1909 was also the year that John Vincent Holland, a former pupil of Clongowes Wood College, after studying veterinary medicine for three years, left Athy to try his fortune in South America where at various times he worked as a rancher and on the railways. Of course he later returned to Athy in 1914, joined the British Army and was awarded a Victoria Cross for his exploits in the Somme campaign of 1916.
Another Athy man, slightly younger than John Vincent Holland, was Sydney Minch who while John Vincent Holland was heading across the Atlantic, Minch was making the shorter journey to Clongowes Wood College for the first of his three years of study there. Like Holland he would join the British Army in the Great War, serving with the Connaught Rangers and fighting at the 3rd Battle of Ypres. Returning from the war he took an active role in public life, serving as a Cumann na nGael T.D. from 1930 to 1938, as well as being a member of Athy Urban District Council and Chairman of the Athy branch of the British Legion.

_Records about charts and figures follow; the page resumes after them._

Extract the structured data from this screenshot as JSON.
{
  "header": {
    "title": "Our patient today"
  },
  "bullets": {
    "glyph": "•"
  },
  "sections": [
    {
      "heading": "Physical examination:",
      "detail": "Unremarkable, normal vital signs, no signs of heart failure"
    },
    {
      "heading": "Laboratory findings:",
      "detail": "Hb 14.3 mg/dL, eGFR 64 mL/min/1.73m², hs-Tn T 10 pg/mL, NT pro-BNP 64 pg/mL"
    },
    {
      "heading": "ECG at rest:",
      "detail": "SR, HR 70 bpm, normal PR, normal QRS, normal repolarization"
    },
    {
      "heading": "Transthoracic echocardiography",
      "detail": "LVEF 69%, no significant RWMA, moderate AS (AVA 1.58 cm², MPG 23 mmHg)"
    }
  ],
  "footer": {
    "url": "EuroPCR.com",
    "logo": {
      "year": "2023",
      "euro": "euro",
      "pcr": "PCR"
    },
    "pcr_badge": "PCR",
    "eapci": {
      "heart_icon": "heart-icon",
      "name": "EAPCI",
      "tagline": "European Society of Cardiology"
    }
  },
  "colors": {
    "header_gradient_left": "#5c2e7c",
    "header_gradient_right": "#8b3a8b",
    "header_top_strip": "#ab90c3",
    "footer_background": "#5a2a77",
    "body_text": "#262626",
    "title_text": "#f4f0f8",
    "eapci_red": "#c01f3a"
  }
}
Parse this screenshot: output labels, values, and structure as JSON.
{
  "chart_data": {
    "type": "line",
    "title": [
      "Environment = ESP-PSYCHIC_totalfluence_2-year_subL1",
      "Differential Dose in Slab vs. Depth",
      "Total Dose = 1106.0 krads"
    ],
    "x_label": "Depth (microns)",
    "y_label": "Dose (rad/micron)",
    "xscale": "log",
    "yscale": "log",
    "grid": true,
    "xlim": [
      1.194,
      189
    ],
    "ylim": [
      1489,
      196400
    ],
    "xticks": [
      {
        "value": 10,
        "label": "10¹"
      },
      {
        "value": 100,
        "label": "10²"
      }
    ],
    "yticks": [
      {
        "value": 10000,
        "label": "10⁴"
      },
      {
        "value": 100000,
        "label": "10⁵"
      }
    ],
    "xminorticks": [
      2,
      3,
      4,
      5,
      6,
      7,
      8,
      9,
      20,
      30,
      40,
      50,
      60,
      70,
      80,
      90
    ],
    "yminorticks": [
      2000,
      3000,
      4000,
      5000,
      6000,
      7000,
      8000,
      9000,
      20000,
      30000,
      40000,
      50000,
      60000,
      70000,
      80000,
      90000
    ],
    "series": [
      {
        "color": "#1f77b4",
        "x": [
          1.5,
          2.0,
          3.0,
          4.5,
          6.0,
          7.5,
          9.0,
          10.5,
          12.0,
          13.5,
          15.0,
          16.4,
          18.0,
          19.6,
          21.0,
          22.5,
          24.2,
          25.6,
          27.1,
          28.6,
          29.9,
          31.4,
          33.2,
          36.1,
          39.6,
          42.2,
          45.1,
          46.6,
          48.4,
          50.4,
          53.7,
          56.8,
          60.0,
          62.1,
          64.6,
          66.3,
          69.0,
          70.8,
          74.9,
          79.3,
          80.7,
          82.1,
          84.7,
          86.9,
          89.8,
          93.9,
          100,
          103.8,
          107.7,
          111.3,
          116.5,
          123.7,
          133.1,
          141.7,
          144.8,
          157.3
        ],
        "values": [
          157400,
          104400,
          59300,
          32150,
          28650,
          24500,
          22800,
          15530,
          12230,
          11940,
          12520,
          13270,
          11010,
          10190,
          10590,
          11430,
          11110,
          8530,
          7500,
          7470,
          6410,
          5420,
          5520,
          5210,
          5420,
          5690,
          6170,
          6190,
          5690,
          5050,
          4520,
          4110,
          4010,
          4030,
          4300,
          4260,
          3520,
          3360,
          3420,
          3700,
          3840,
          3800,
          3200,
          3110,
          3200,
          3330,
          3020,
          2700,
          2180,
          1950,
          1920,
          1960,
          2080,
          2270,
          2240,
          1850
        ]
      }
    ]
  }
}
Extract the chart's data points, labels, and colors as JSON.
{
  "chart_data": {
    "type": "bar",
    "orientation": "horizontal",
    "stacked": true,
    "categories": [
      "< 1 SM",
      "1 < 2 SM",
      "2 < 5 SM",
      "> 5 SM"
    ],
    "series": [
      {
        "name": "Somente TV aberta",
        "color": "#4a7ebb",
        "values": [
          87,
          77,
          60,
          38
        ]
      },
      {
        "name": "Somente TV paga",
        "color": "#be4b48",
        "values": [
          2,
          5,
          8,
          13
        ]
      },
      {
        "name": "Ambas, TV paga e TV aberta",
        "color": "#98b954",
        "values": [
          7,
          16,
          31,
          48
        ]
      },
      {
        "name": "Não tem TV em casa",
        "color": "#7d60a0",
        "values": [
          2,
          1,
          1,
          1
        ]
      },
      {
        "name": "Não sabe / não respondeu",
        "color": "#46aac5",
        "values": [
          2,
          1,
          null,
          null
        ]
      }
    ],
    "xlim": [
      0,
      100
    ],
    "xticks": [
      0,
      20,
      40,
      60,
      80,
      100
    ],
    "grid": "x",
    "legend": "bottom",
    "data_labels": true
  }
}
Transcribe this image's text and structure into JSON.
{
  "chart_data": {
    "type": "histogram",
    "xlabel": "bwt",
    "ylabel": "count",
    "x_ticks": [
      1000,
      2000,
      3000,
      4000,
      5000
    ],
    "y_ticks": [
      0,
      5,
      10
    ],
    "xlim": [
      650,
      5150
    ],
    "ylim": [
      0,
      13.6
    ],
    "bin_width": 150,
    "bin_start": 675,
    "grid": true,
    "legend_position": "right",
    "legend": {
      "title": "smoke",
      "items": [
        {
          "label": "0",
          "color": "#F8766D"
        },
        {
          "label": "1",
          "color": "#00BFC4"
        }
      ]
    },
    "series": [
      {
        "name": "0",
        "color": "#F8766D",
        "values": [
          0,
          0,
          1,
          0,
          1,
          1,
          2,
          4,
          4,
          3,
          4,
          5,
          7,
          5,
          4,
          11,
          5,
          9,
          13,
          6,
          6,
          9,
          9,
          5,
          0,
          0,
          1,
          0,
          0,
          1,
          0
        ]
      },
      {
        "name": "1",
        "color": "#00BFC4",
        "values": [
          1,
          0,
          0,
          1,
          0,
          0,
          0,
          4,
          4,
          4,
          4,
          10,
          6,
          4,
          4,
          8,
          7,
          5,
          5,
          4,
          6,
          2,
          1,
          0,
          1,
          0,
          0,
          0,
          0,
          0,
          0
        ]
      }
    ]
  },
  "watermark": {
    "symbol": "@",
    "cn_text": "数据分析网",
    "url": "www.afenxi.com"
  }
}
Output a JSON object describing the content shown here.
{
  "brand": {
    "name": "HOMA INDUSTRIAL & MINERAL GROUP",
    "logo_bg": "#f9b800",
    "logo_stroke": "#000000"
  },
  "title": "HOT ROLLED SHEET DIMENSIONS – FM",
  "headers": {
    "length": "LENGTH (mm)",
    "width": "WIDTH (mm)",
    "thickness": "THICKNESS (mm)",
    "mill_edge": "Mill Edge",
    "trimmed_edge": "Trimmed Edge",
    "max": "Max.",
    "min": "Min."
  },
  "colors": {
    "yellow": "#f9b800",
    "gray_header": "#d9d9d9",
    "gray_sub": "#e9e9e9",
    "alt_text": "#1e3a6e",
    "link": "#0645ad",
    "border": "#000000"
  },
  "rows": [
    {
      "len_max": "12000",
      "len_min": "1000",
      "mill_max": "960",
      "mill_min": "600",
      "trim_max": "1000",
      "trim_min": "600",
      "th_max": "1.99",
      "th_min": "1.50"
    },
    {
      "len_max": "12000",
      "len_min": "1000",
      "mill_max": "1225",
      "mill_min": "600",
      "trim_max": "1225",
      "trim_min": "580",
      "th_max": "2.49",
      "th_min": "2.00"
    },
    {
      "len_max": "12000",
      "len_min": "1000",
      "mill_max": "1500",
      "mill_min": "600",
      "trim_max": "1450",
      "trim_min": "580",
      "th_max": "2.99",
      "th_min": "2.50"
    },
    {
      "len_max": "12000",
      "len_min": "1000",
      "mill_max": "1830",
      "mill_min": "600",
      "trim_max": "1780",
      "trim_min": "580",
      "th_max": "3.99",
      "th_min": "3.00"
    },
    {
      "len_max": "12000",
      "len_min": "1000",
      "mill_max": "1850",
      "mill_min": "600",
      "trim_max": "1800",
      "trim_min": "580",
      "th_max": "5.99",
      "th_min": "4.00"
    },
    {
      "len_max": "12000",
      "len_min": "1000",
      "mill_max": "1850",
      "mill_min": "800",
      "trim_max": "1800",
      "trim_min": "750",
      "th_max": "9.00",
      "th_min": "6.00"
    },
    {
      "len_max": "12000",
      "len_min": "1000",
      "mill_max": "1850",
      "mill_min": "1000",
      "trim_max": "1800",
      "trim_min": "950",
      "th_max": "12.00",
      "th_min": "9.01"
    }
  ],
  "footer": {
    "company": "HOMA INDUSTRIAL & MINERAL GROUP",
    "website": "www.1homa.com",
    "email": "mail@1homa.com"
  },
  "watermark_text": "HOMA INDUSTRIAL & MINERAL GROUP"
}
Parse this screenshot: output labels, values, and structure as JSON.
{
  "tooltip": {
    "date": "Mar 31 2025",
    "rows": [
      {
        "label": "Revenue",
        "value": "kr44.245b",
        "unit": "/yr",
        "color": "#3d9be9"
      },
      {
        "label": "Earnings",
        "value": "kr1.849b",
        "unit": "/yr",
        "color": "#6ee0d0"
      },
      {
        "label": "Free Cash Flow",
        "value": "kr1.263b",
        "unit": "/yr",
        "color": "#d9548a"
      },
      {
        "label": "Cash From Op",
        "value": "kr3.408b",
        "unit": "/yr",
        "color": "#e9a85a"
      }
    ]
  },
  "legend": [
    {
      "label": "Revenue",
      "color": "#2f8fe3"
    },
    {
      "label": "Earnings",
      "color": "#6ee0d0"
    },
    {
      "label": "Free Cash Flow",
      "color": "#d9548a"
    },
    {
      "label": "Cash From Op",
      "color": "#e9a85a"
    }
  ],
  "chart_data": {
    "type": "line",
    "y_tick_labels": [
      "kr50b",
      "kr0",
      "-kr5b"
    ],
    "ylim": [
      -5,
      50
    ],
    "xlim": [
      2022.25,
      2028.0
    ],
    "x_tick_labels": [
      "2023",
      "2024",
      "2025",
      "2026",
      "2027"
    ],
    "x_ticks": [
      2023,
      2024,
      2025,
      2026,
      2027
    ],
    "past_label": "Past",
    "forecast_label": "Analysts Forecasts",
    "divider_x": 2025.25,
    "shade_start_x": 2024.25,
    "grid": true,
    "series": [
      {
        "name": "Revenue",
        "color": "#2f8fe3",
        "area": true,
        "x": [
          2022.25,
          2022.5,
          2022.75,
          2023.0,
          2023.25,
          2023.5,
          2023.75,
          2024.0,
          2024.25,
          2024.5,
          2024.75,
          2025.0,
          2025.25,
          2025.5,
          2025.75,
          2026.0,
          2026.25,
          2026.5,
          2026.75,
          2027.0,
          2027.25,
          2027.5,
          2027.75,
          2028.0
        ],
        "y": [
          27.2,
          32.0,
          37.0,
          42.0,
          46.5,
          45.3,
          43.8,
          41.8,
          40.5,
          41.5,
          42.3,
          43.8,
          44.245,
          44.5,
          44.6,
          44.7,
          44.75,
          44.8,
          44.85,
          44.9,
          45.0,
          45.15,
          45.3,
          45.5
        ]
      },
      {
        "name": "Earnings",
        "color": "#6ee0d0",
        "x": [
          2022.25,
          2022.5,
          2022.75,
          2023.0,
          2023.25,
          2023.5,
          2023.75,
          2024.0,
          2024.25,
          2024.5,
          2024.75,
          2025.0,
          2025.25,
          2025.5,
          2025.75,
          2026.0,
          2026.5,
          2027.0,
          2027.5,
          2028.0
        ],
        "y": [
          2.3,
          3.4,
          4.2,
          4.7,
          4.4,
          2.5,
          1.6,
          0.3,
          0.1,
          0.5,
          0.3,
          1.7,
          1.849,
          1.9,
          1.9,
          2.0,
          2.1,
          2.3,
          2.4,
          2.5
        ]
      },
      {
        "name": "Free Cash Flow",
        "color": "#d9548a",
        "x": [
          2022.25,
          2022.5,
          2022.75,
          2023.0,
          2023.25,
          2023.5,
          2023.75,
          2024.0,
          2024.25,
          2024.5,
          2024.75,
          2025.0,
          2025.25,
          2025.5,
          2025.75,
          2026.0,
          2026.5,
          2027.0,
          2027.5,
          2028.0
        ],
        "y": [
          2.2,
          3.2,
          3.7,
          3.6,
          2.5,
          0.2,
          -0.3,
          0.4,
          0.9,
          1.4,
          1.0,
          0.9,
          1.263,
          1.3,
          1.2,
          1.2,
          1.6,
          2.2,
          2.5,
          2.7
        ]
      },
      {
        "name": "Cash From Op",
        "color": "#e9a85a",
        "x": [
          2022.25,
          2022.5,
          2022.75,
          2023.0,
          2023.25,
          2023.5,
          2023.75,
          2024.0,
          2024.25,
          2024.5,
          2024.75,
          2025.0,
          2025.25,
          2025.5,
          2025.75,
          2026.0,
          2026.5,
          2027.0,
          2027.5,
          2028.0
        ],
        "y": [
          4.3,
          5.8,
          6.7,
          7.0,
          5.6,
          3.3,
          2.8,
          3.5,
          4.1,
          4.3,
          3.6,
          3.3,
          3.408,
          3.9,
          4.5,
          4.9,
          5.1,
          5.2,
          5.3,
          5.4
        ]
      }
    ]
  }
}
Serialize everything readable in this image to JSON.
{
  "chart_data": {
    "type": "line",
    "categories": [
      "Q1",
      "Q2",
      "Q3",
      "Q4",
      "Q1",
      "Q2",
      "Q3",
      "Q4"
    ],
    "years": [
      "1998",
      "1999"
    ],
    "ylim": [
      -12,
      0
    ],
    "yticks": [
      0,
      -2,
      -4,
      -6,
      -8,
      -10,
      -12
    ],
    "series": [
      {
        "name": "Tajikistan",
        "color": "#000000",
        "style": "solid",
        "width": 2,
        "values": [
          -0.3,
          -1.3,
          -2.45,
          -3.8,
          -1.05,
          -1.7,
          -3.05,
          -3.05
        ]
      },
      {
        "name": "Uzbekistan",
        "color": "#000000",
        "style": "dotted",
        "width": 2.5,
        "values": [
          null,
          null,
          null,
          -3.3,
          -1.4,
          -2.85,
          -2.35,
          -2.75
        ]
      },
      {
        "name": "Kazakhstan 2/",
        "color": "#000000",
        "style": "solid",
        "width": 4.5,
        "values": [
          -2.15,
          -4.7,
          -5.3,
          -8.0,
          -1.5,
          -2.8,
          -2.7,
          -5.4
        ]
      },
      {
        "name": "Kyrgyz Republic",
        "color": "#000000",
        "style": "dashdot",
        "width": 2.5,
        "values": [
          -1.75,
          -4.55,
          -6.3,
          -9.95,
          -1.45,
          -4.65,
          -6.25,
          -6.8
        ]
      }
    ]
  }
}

Although the defeat of Kilkenny in this year’s All Ireland senior hurling final was a huge disappointment to myself and many others, I can comfort myself with the knowledge that in the 1909 All Ireland senior hurling championship final held in Cork Athletic Grounds, Mooncoin, representing Kilkenny, overcame the club side Thurles, representing Tipperary, with the score of 4-6 to 0-12. This was Tipperary’s first defeat in an All Ireland final and Kilkenny’s fourth victory. Thankfully there have been many Kilkenny successes since then and undoubtedly more to come!